Une exposition médiatique contrôlée
À l'entente de son nom, les Québécois s'interrogent. « 
Que devient-il ? On ne le voit plus à la télévision... Je me demande ce que fait Gaétan Boucher. » Le patineur se fait de moins en moins présent dans les médias. Par choix, malgré les sollicitations. « Je refuse beaucoup de choses. », telle cette télé-réalité mettant en scène des personnalités dans un concours de cirque... Pas en adéquation avec le caractère réservé, presque pudique, de l'ex-athlète. « Il y a trois, quatre ans, j'ai décidé de couper. Pas les contrats de publicité parce que ça paye, mais j'ai arrêté les sorties publiques, les galas. J'étais tanné. Moins on en fait, moins on est visible et donc moins on nous invite. Et j'en suis bien content... » Il ajoute, « Je n'ai pas fait du sport pour la médiatisation. »

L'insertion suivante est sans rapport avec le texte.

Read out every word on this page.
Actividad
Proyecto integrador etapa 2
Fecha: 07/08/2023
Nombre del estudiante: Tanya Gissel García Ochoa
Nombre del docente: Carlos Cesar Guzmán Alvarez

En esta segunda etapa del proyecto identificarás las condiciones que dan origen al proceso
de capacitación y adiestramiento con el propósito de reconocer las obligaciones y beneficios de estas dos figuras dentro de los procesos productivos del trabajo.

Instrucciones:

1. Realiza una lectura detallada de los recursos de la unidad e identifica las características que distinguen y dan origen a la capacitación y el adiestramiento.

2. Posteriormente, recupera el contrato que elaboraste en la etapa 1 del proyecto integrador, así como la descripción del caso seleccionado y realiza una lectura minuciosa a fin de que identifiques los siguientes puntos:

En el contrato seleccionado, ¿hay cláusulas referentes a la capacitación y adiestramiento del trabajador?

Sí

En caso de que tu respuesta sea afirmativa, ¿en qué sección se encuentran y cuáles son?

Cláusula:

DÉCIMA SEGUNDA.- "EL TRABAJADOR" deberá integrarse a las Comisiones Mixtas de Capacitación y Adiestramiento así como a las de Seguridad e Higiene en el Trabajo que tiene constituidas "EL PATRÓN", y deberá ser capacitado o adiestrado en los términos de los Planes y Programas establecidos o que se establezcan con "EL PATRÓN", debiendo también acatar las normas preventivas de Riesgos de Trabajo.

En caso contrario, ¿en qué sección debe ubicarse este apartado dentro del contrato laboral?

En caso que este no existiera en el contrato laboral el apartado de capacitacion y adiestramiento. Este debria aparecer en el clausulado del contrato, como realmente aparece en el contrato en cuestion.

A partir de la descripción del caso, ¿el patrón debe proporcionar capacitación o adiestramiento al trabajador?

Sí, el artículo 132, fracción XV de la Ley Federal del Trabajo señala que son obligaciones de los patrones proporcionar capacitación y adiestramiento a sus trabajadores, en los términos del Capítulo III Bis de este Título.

Cela n'empêche pas le sportif de s'exprimer quand il estime la cause essentielle. Comme récemment à propos des candidatures canadiennes aux Jeux Olympiques : « Ça ne sert à rien de se présenter si on sait qu'on ne va pas gagner. Il faut d'abord créer les infrastructures. » Quoi qu'il en soit, le patineur reste un monument dans la mémoire collective. L'anneau de glace à Québec, un centre sportif et une rue à Saint-Hubert qui portent son nom, en sont l'exemple même. Un fait assez rare pour le signaler.